Now, also interestingly, the arrangement and allocation of chores does not come from the head of the family, my sister’s husband, but from my sister. Under her system of governance the chore or the required labour always either falls to the females or to the children, unless it is washing the cars or fixing something that requires a mechanical skill (although under normal circumstances the husband will always go hire someone to do it).
This is what typically happens at the dinner table: my sister’s husband will want water or a spoon or some salt. He never gets up to go get anything himself. He always finishes eating first and even in those cases where he is done eating and wants something, my sister will get up while she is still eating to go get whatever he has requested or he will send the son instead. It has never made sense to me and every day I shake my head when I see it. But I have learned to respect my sister’s household and shut my big mouth, to respect her family, their values and the system that they have chosen to raise their children under. As long as they respect that I will not be making my sister’s husband tea, or fetching him water or participating in any of the unnecessary labour that falls on us, either because we are women or because we are children. The funny thing is, I don’t think my sister’s husband has ever said he does not want to cook or clean or get his own water.
I do not know why I thought things would work differently during this Lockdown period. I have come to accept that my sister and her husband come from a different world to mine, where it is undisputed that the man is the head of the house and his roles are non-negotiable and that this is not going to be easily changed or challenged. Theirs is a world where the man is the head of the house, the woman is the neck or heart (depending on who is speaking) and the children are, well, the children.
A “good wife” is expected to care for, cook for and look after her husband – no one needs to explain that. The husband is expected to provide or build the house, or whatever, just as long as it’s clear from whatever he does that he is the head of the house – sometimes doing nothing fits the job description. The irony of it all is that my sister’s husband is an activist for workers’ rights where he works.

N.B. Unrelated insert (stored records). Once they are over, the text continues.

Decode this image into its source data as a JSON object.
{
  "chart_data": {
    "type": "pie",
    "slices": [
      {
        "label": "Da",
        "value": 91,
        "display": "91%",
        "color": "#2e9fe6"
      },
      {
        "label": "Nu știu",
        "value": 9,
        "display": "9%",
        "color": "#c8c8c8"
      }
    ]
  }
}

I have asked my friends how their families were working out the chores. One said that his sisters do all the work and that he helps out whenever he feels like it. How nice would it be if I had the liberty to decide when I wanted to cook? I’m happy for my friends who say that in their homes they share chores almost equally, and I’m even happier for those who say there are no men in their current home circumstances – those ones are living my real life. Otherwise, I have resolved that I’m growing a beard at the end of this Lockdown.
PS: I hope I’m not going to be homeless after this!